An upstate appeals court affirmed a prison sentence enhancement for a defendant who ignored a judge’s directive to help prepare a presentence report in her case.

Essex County Court Judge Richard Meyer effectively doubled the penalty for defendant Karen Caza by sentencing her to serve 1 to 3 years for each of two counts of attempted second-degree forgery consecutively, instead of concurrently, as Meyer initially planned to do.

An Appellate Division, Third Department panel said Thursday in People v.

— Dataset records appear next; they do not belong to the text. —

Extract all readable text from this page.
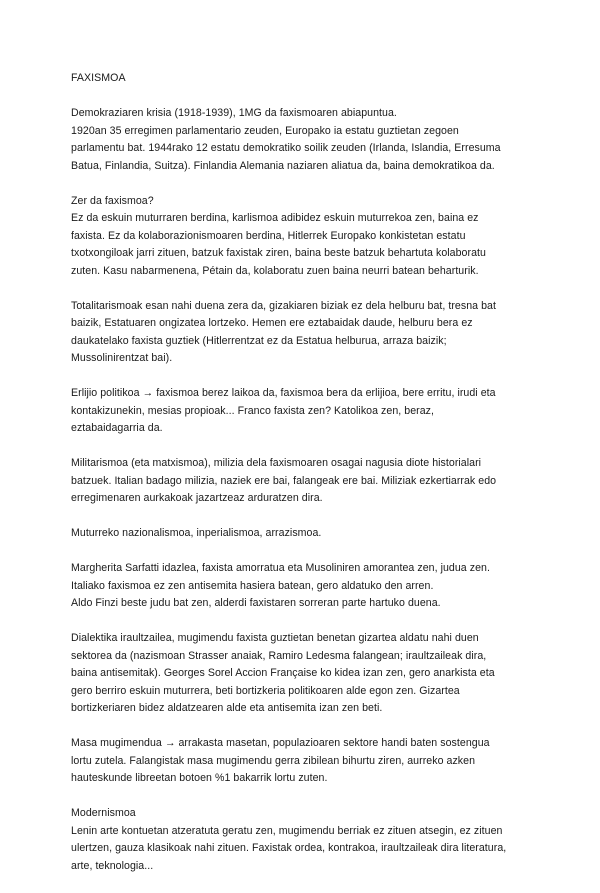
FAXISMOA
Demokraziaren krisia (1918-1939), 1MG da faxismoaren abiapuntua.
1920an 35 erregimen parlamentario zeuden, Europako ia estatu guztietan zegoen
parlamentu bat. 1944rako 12 estatu demokratiko soilik zeuden (Irlanda, Islandia, Erresuma
Batua, Finlandia, Suitza). Finlandia Alemania naziaren aliatua da, baina demokratikoa da.
Zer da faxismoa?
Ez da eskuin muturraren berdina, karlismoa adibidez eskuin muturrekoa zen, baina ez
faxista. Ez da kolaborazionismoaren berdina, Hitlerrek Europako konkistetan estatu
txotxongiloak jarri zituen, batzuk faxistak ziren, baina beste batzuk behartuta kolaboratu
zuten. Kasu nabarmenena, Pétain da, kolaboratu zuen baina neurri batean beharturik.
Totalitarismoak esan nahi duena zera da, gizakiaren biziak ez dela helburu bat, tresna bat
baizik, Estatuaren ongizatea lortzeko. Hemen ere eztabaidak daude, helburu bera ez
daukatelako faxista guztiek (Hitlerrentzat ez da Estatua helburua, arraza baizik;
Mussolinirentzat bai).
Erlijio politikoa → faxismoa berez laikoa da, faxismoa bera da erlijioa, bere erritu, irudi eta
kontakizunekin, mesias propioak... Franco faxista zen? Katolikoa zen, beraz,
eztabaidagarria da.
Militarismoa (eta matxismoa), milizia dela faxismoaren osagai nagusia diote historialari
batzuek. Italian badago milizia, naziek ere bai, falangeak ere bai. Miliziak ezkertiarrak edo
erregimenaren aurkakoak jazartzeaz arduratzen dira.
Muturreko nazionalismoa, inperialismoa, arrazismoa.
Margherita Sarfatti idazlea, faxista amorratua eta Musoliniren amorantea zen, judua zen.
Italiako faxismoa ez zen antisemita hasiera batean, gero aldatuko den arren.
Aldo Finzi beste judu bat zen, alderdi faxistaren sorreran parte hartuko duena.
Dialektika iraultzailea, mugimendu faxista guztietan benetan gizartea aldatu nahi duen
sektorea da (nazismoan Strasser anaiak, Ramiro Ledesma falangean; iraultzaileak dira,
baina antisemitak). Georges Sorel Accion Française ko kidea izan zen, gero anarkista eta
gero berriro eskuin muturrera, beti bortizkeria politikoaren alde egon zen. Gizartea
bortizkeriaren bidez aldatzearen alde eta antisemita izan zen beti.
Masa mugimendua → arrakasta masetan, populazioaren sektore handi baten sostengua
lortu zutela. Falangistak masa mugimendu gerra zibilean bihurtu ziren, aurreko azken
hauteskunde libreetan botoen %1 bakarrik lortu zuten.
Modernismoa
Lenin arte kontuetan atzeratuta geratu zen, mugimendu berriak ez zituen atsegin, ez zituen
ulertzen, gauza klasikoak nahi zituen. Faxistak ordea, kontrakoa, iraultzaileak dira literatura,
arte, teknologia...
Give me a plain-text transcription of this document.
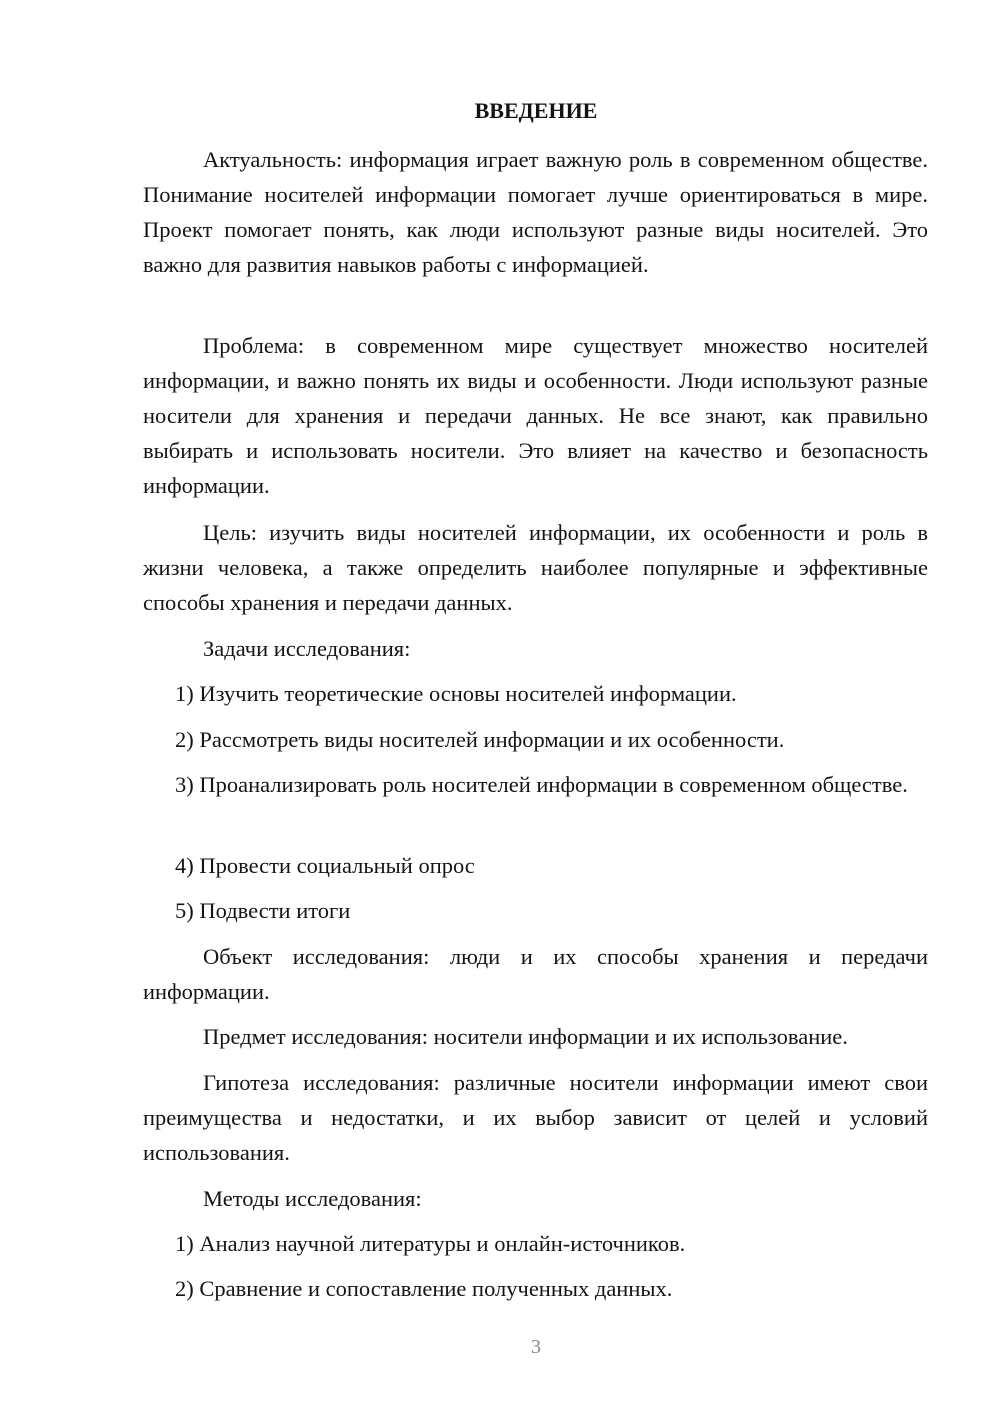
ВВЕДЕНИЕ

Актуальность: информация играет важную роль в современном обществе. Понимание носителей информации помогает лучше ориентироваться в мире. Проект помогает понять, как люди используют разные виды носителей. Это важно для развития навыков работы с информацией.

Проблема: в современном мире существует множество носителей информации, и важно понять их виды и особенности. Люди используют разные носители для хранения и передачи данных. Не все знают, как правильно выбирать и использовать носители. Это влияет на качество и безопасность информации.

Цель: изучить виды носителей информации, их особенности и роль в жизни человека, а также определить наиболее популярные и эффективные способы хранения и передачи данных.

Задачи исследования:

1) Изучить теоретические основы носителей информации.

2) Рассмотреть виды носителей информации и их особенности.

3) Проанализировать роль носителей информации в современном обществе.

4) Провести социальный опрос

5) Подвести итоги

Объект исследования: люди и их способы хранения и передачи информации.

Предмет исследования: носители информации и их использование.

Гипотеза исследования: различные носители информации имеют свои преимущества и недостатки, и их выбор зависит от целей и условий использования.

Методы исследования:

1) Анализ научной литературы и онлайн-источников.

2) Сравнение и сопоставление полученных данных.

3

Caza, 105287/105288, that Meyer acted after Caza tried to avoid being interviewed by the county Probation Department for her presentence report, and once she was interviewed, gave “evasive and contradictory” answers to its questions. The appeals judges said Meyer had warned Caza when she pleaded guilty that she would face penalties if she failed to comply with the conditions of the plea deal.

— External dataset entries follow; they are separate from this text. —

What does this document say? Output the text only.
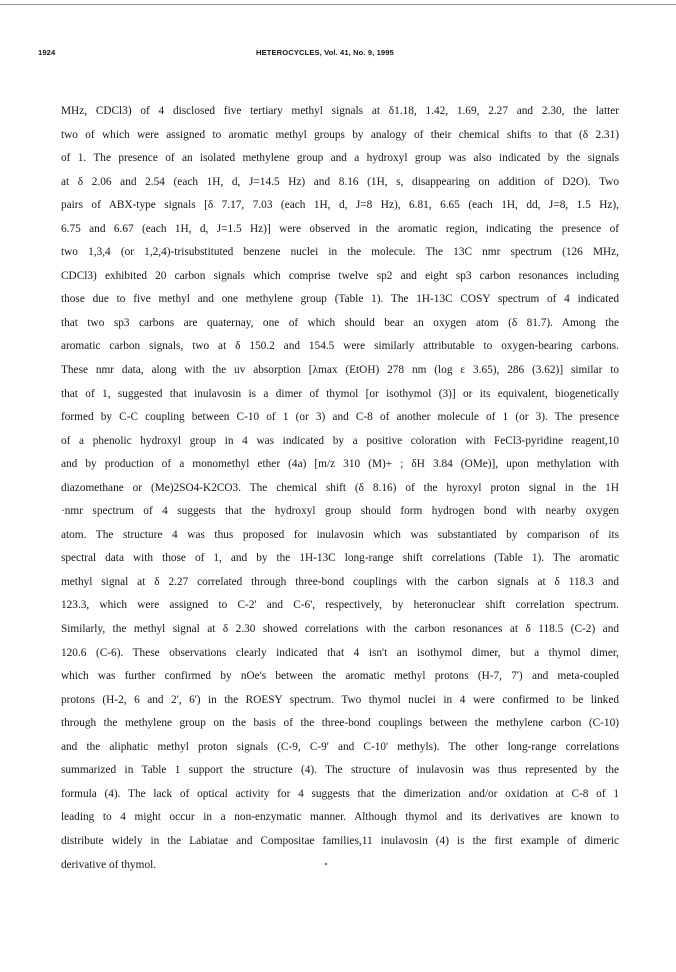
1924	HETEROCYCLES, Vol. 41, No. 9, 1995
MHz, CDCl3) of 4 disclosed five tertiary methyl signals at δ1.18, 1.42, 1.69, 2.27 and 2.30, the latter
two of which were assigned to aromatic methyl groups by analogy of their chemical shifts to that (δ 2.31)
of 1. The presence of an isolated methylene group and a hydroxyl group was also indicated by the signals
at δ 2.06 and 2.54 (each 1H, d, J=14.5 Hz) and 8.16 (1H, s, disappearing on addition of D2O). Two
pairs of ABX-type signals [δ 7.17, 7.03 (each 1H, d, J=8 Hz), 6.81, 6.65 (each 1H, dd, J=8, 1.5 Hz),
6.75 and 6.67 (each 1H, d, J=1.5 Hz)] were observed in the aromatic region, indicating the presence of
two 1,3,4 (or 1,2,4)-trisubstituted benzene nuclei in the molecule. The 13C nmr spectrum (126 MHz,
CDCl3) exhibited 20 carbon signals which comprise twelve sp2 and eight sp3 carbon resonances including
those due to five methyl and one methylene group (Table 1). The 1H-13C COSY spectrum of 4 indicated
that two sp3 carbons are quaternay, one of which should bear an oxygen atom (δ 81.7). Among the
aromatic carbon signals, two at δ 150.2 and 154.5 were similarly attributable to oxygen-bearing carbons.
These nmr data, along with the uv absorption [λmax (EtOH) 278 nm (log ε 3.65), 286 (3.62)] similar to
that of 1, suggested that inulavosin is a dimer of thymol [or isothymol (3)] or its equivalent, biogenetically
formed by C-C coupling between C-10 of 1 (or 3) and C-8 of another molecule of 1 (or 3). The presence
of a phenolic hydroxyl group in 4 was indicated by a positive coloration with FeCl3-pyridine reagent,10
and by production of a monomethyl ether (4a) [m/z 310 (M)+ ; δH 3.84 (OMe)], upon methylation with
diazomethane or (Me)2SO4-K2CO3. The chemical shift (δ 8.16) of the hyroxyl proton signal in the 1H
·nmr spectrum of 4 suggests that the hydroxyl group should form hydrogen bond with nearby oxygen
atom. The structure 4 was thus proposed for inulavosin which was substantiated by comparison of its
spectral data with those of 1, and by the 1H-13C long-range shift correlations (Table 1). The aromatic
methyl signal at δ 2.27 correlated through three-bond couplings with the carbon signals at δ 118.3 and
123.3, which were assigned to C-2' and C-6', respectively, by heteronuclear shift correlation spectrum.
Similarly, the methyl signal at δ 2.30 showed correlations with the carbon resonances at δ 118.5 (C-2) and
120.6 (C-6). These observations clearly indicated that 4 isn't an isothymol dimer, but a thymol dimer,
which was further confirmed by nOe's between the aromatic methyl protons (H-7, 7') and meta-coupled
protons (H-2, 6 and 2', 6') in the ROESY spectrum. Two thymol nuclei in 4 were confirmed to be linked
through the methylene group on the basis of the three-bond couplings between the methylene carbon (C-10)
and the aliphatic methyl proton signals (C-9, C-9' and C-10' methyls). The other long-range correlations
summarized in Table 1 support the structure (4). The structure of inulavosin was thus represented by the
formula (4). The lack of optical activity for 4 suggests that the dimerization and/or oxidation at C-8 of 1
leading to 4 might occur in a non-enzymatic manner. Although thymol and its derivatives are known to
distribute widely in the Labiatae and Compositae families,11 inulavosin (4) is the first example of dimeric
derivative of thymol.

Justices John Lahtinen, Robert Rose and John Egan Jr. were in the 3-2 majority.

Justice William McCarthy said in a dissent in which he was joined by Justice Elizabeth Garry that the court should honor Meyer’s conditional promise to sentence Caza to concurrent terms. McCarthy said it was unclear from the record whether Caza intentionally evaded being interviewed or had other court-ordered obligations, such as court-required mental health examinations, at the same time.

McCarthy said that if Meyer felt Caza had failed to meet the provisions of her agreement, the judge should have allowed her to withdraw her guilty plea before imposing the enhanced sentence.

Assistant Essex County District Attorney Michael Langley argued for the prosecution. Martin McGuinness of Queensbury represented Caza.